THE NEW CLASHES IN LEBANON: I could not believe when the war ended; nobody wanted to know any more about it. The Lebanese just wanted to turn the page and start a new one without addressing the issues. The people who started the war and who were a great presence during it should be in prison today. There should have been trials, but nothing has happened after 15 years of war!

When I was a journalist in Lebanon in 1972 and 1973, I interviewed the last executioner, a man who used to hang people. Later I found out he opened a restaurant! It was like a change of regular jobs.

One month after the civil war ended in Lebanon only one man was found guilty and was executed, everybody else went on with their lives. Hundreds of people were killed left and right, and then ONE man was punished for all the crimes! After that nothing happened. When Beirut Blues was published in Lebanon in 1997 people did not react to it. All my books are being widely read and taught in Lebanon except Beirut Blues, which talks about the war, the division of Beirut into East and West and the Hezbollah. This book was important in many different ways and it was not even reviewed. They didn't want to deal with what it represented.
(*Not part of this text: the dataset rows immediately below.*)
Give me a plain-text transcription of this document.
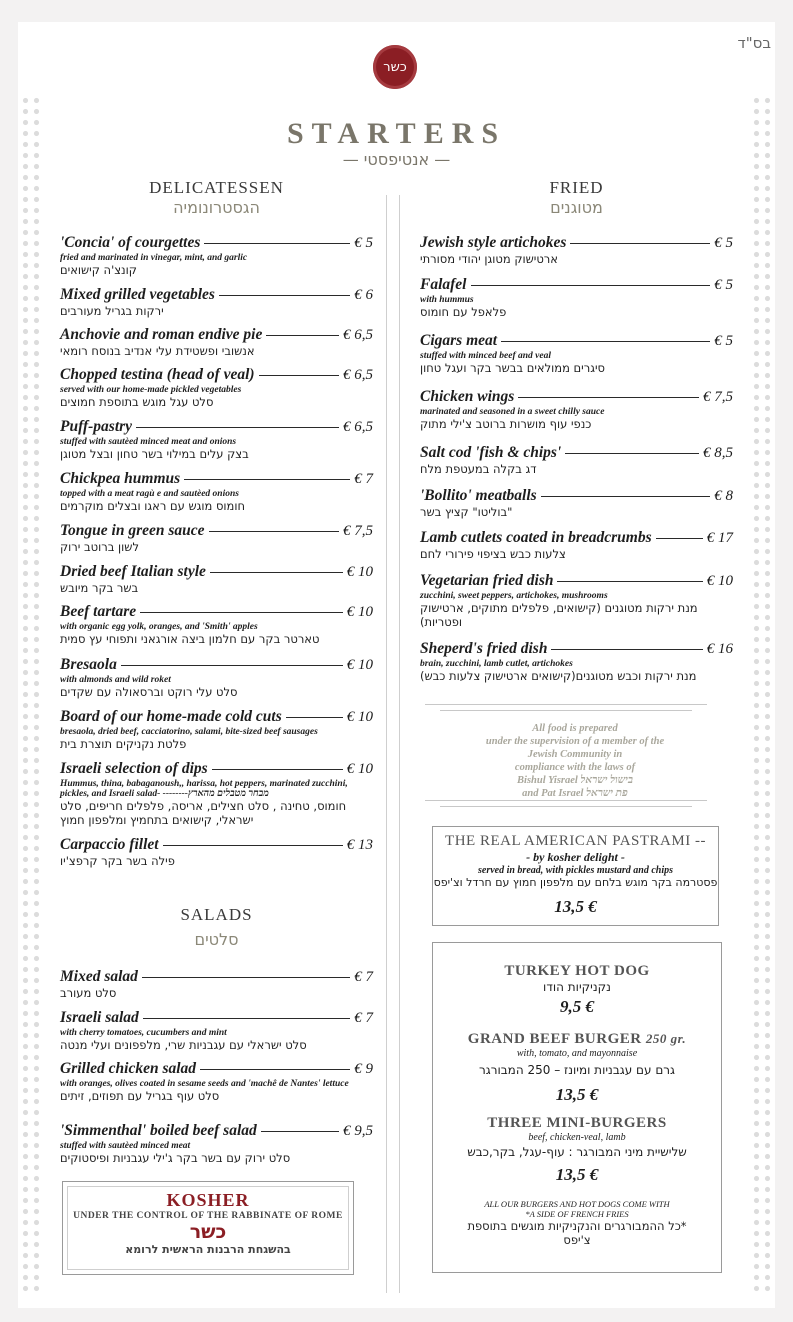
בס"ד
כשר
STARTERS
— אנטיפסטי —
DELICATESSEN
הגסטרונומיה
FRIED
מטוגנים
SALADS
סלטים
'Concia' of courgettes	€ 5
fried and marinated in vinegar, mint, and garlic
קונצ'ה קישואים
Mixed grilled vegetables	€ 6
ירקות בגריל מעורבים
Anchovie and roman endive pie	€ 6,5
אנשובי ופשטידת עלי אנדיב בנוסח רומאי
Chopped testina (head of veal)	€ 6,5
served with our home-made pickled vegetables
סלט עגל מוגש בתוספת חמוצים
Puff-pastry	€ 6,5
stuffed with sautèed minced meat and onions
בצק עלים במילוי בשר טחון ובצל מטוגן
Chickpea hummus	€ 7
topped with a meat ragù e and sautèed onions
חומוס מוגש עם ראגו ובצלים מוקרמים
Tongue in green sauce	€ 7,5
לשון ברוטב ירוק
Dried beef Italian style	€ 10
בשר בקר מיובש
Beef tartare	€ 10
with organic egg yolk, oranges, and 'Smith' apples
טארטר בקר עם חלמון ביצה אורגאני ותפוחי עץ סמית
Bresaola	€ 10
with almonds and wild roket
סלט עלי רוקט וברסאולה עם שקדים
Board of our home-made cold cuts	€ 10
bresaola, dried beef, cacciatorino, salami, bite-sized beef sausages
פלטת נקניקים תוצרת בית
Israeli selection of dips	€ 10
Hummus, thina, babaganoush,, harissa, hot peppers, marinated zucchini, pickles, and Israeli salad- --------מבחר מטבלים מהארץ
חומוס, טחינה , סלט חצילים, אריסה, פלפלים חריפים, סלט ישראלי, קישואים בתחמיץ ומלפפון חמוץ
Carpaccio fillet	€ 13
פילה בשר בקר קרפצ'יו
Mixed salad	€ 7
סלט מעורב
Israeli salad	€ 7
with cherry tomatoes, cucumbers and mint
סלט ישראלי עם עגבניות שרי, מלפפונים ועלי מנטה
Grilled chicken salad	€ 9
with oranges, olives coated in sesame seeds and 'machê de Nantes' lettuce
סלט עוף בגריל עם תפוזים, זיתים
'Simmenthal' boiled beef salad	€ 9,5
stuffed with sautèed minced meat
סלט ירוק עם בשר בקר ג'ילי עגבניות ופיסטוקים
Jewish style artichokes	€ 5
ארטישוק מטוגן יהודי מסורתי
Falafel	€ 5
with hummus
פלאפל עם חומוס
Cigars meat	€ 5
stuffed with minced beef and veal
סיגרים ממולאים בבשר בקר ועגל טחון
Chicken wings	€ 7,5
marinated and seasoned in a sweet chilly sauce
כנפי עוף מושרות ברוטב צ'ילי מתוק
Salt cod 'fish & chips'	€ 8,5
דג בקלה במעטפת מלח
'Bollito' meatballs	€ 8
"בוליטו" קציץ בשר
Lamb cutlets coated in breadcrumbs	€ 17
צלעות כבש בציפוי פירורי לחם
Vegetarian fried dish	€ 10
zucchini, sweet peppers, artichokes, mushrooms
מנת ירקות מטוגנים (קישואים, פלפלים מתוקים, ארטישוק ופטריות)
Sheperd's fried dish	€ 16
brain, zucchini, lamb cutlet, artichokes
מנת ירקות וכבש מטוגנים(קישואים ארטישוק צלעות כבש)
All food is prepared
under the supervision of a member of the
Jewish Community in
compliance with the laws of
Bishul Yisrael בישול ישראל
and Pat Israel פת ישראל
THE REAL AMERICAN PASTRAMI --
- by kosher delight -
served in bread, with pickles mustard and chips
פסטרמה בקר מוגש בלחם עם מלפפון חמוץ עם חרדל וצ'יפס
13,5 €
TURKEY HOT DOG
נקניקיות הודו
9,5 €
GRAND BEEF BURGER 250 gr.
with, tomato, and mayonnaise
גרם עם עגבניות ומיונז – 250 המבורגר
13,5 €
THREE MINI-BURGERS
beef, chicken-veal, lamb
שלישיית מיני המבורגר : עוף-עגל, בקר,כבש
13,5 €
ALL OUR BURGERS AND HOT DOGS COME WITH
*A SIDE OF FRENCH FRIES
*כל ההמבורגרים והנקניקיות מוגשים בתוספת צ'יפס
KOSHER
UNDER THE CONTROL OF THE RABBINATE OF ROME
כשר
בהשגחת הרבנות הראשית לרומא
Now, it seems, people finally want to address issues: it's either their country or they are the sister country or the baby country of Syria. Before the war, before 1975, Lebanon was very independent. Then it became a satellite of Syria. In a way Syria was controlling Lebanon. The crisis now, I think, is maybe for the better; it will clarify things for the Lebanese. The Lebanese must think: Are we a country on our own, an independent country, or are we not?

Of course, Lebanon should be independent like any other Arab country. It's a beautiful country. If you go back to history, Lebanon always depended on somebody else; from the Ottoman Empire until now—the Turks, the English, the French and the Syrians. At one point the Lebanese wanted to unify with Egypt.

I remember I was very young when my teacher said, "Lebanon is really different. Our army is not like any other army because we are like Switzerland, we are the Switzerland of the East!" I was very happy to hear that as a youngster because that was a wonderful illusion. To become like Switzerland you have to depend on yourself.

FRANCE'S HEADSCARF POLICY: I fully agree with the French policy banning headscarves in public schools. I don't want any girls to wear a veil. When I see a girl of 6 or 7, or even 13 and 14, wearing a veil, I think it's brainwashing. It's not about freedom; it's about brainwashing. There is a 17-year-old girl in England who recently took her school to court for not allowing her to go to classes wearing Muslim attire. She finally won the case. I was very angry. My English friends were very surprised with my attitude. They said to me, "Hanan, she's free to wear what she wants," and I said "no." It's like I became the fundamentalist! First of all, this girl is being brainwashed or she's trying to attract attention. Do you allow the Japanese girl to come to school with the Geisha look? No. It's a costume. Why should it be allowed? Likewise, the veil is part of a strange costume. It's not about understanding Islam. I don't want any girl really to put it on until she understands what it really means.